A few weeks ago, I was assigned to evaluate all our programmers. I'm very uncomfortable with this since I was the one who taught everyone the shop's programming language (they all got out of college not knowing the language and as luck would have it, I'm very proficient with it.). On the evaluation, I was very biased on their performance (perfect scores).
I'm glad that our programming shop doesn't require an average performance level but I heard horror stories of shops which do require an average level.
My question are as follows:
As a programmer, what evaluation questions would you like to see?
As a manager, what evaluation questions would you like to see?
As the evaluator, how can you prevent bias in your evaluation?
I would love to remove the evaluation test. Is there any advantages to having an evaluation test? Any disadvantage?
Gets things done is really all you need to evaluate a developer. After that you look at the quality that the developer generates. Do they write unit tests and believe in testing and being responsible for the code they generate? Do they take initiative to fix bugs without being assigned them? Are they passionate about coding? Are they always constantly learning, trying to find better ways to accomplish a task or make a process better? These questions are pretty much how I judge developers directly under me. If they are not directly under you and you are not a direct report for them, then you really shouldn't be evaluating them. If you are assigned in evaluating those programmers that aren't under you, then you need to be proactive to answer the above questions about them, which can be hard.

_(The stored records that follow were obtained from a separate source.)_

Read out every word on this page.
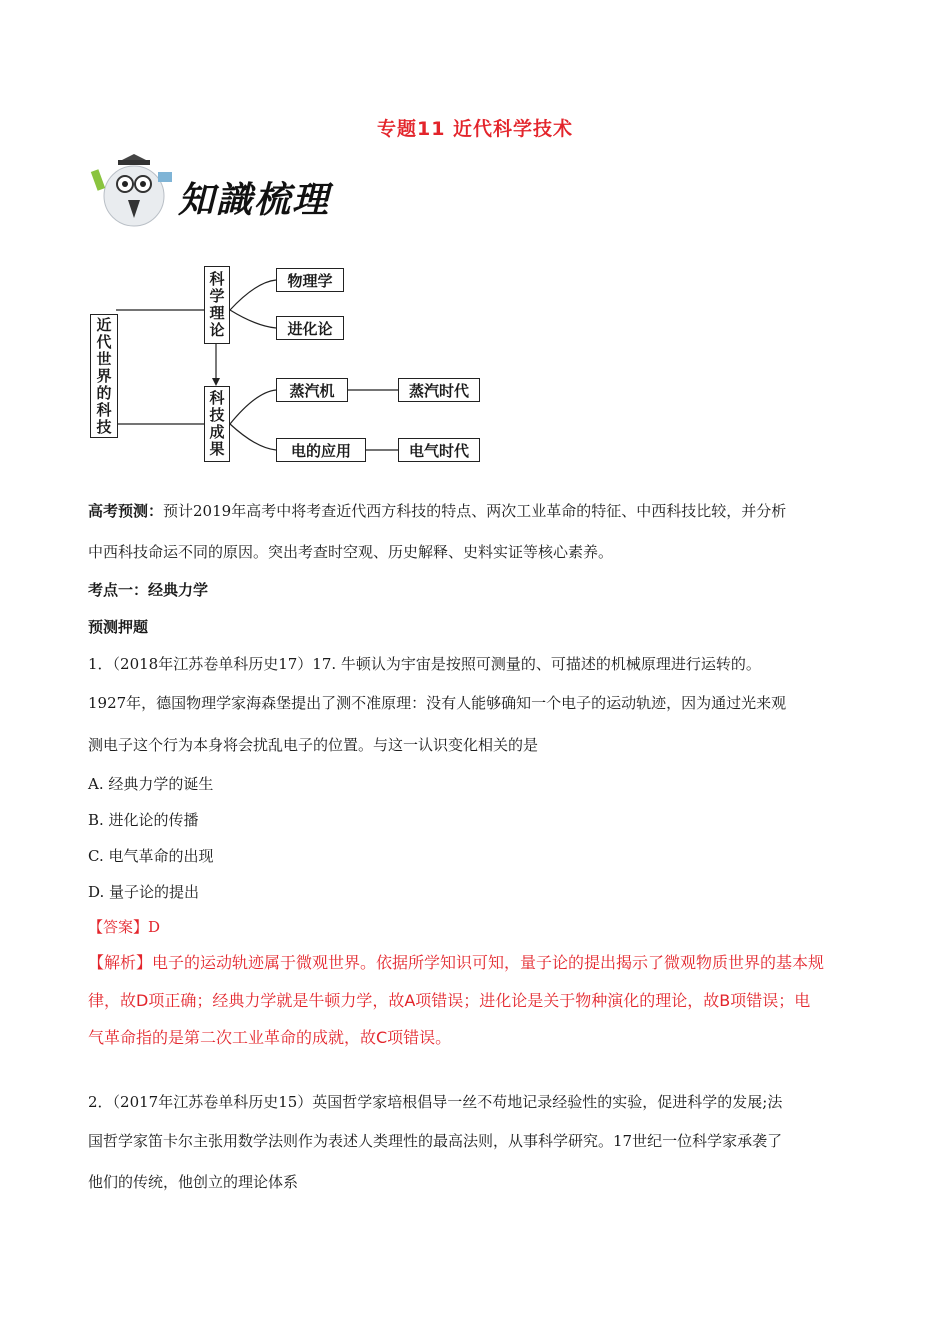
专题11 近代科学技术
知識梳理
近代世界的科技
科学理论	物理学
进化论
科技成果	蒸汽机	蒸汽时代
电的应用	电气时代
高考预测：预计2019年高考中将考查近代西方科技的特点、两次工业革命的特征、中西科技比较，并分析
中西科技命运不同的原因。突出考查时空观、历史解释、史料实证等核心素养。
考点一：经典力学
预测押题
1．（2018年江苏卷单科历史17）17. 牛顿认为宇宙是按照可测量的、可描述的机械原理进行运转的。
1927年，德国物理学家海森堡提出了测不准原理：没有人能够确知一个电子的运动轨迹，因为通过光来观
测电子这个行为本身将会扰乱电子的位置。与这一认识变化相关的是
A. 经典力学的诞生
B. 进化论的传播
C. 电气革命的出现
D. 量子论的提出
【答案】D
【解析】电子的运动轨迹属于微观世界。依据所学知识可知，量子论的提出揭示了微观物质世界的基本规
律，故D项正确；经典力学就是牛顿力学，故A项错误；进化论是关于物种演化的理论，故B项错误；电
气革命指的是第二次工业革命的成就，故C项错误。
2．（2017年江苏卷单科历史15）英国哲学家培根倡导一丝不苟地记录经验性的实验，促进科学的发展;法
国哲学家笛卡尔主张用数学法则作为表述人类理性的最高法则，从事科学研究。17世纪一位科学家承袭了
他们的传统，他创立的理论体系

You can't remove the evaluation test. I know it can become tedious sometimes, but I actually enjoy doing it and it's invaluable for the developer you are evaluating. You need to be a manager that cares about how your developers do. You are a direct reflection on them and as they are of you. One question I always leave up to the developer is for them to evaluate me. The evaluation needs to be a two lane road.
I have to also evaluate off a cookie cutter list of questions, which I do, but I always add the above and try to make the evaluation fun and a learning exercise during the time I have the developer one on one, it is all about the developer you are reviewing.
I would first consider not necessarily the number of lines of code, but the value of the code that the person adds as reflective of course to what they are assigned to do. Someone told to maintain code verses building a new app is very different. Also consider how the person uses new techniques to make the code relevant and updated? How maintainable is the code the person creates? Do they do things in a manner that is logical and understandable to the rest of the team? Does their coding improve the app or just wreck it? Last and not least does their coding improve over time?
What about getting everyone's input? Everyone that a person is working with will have a unique insight into that person. One person might think someone is a slacker, while another person sees that they are spending a lot of time planning before they start coding, etc.
What about getting everyone's input? Everyone that a person is working with will have a unique insight into that person.
That would work if (1) evaluation is conducted with open doors and (2) you've worked with that person on one project or even on the same module. As the person evaluating them, I couldn't judge the programmers who I didn't directly work with.
One person might think someone is a slacker, while another person sees that they are spending a lot of time planning before they start coding
Unfortunately, this is debatable. Someone who looks like a slacker might be in deep thoughts, or maybe not. And is someone who spend a long time planning, necessarily a bad programmer?
I believe a good evaluation question would be able to answer this.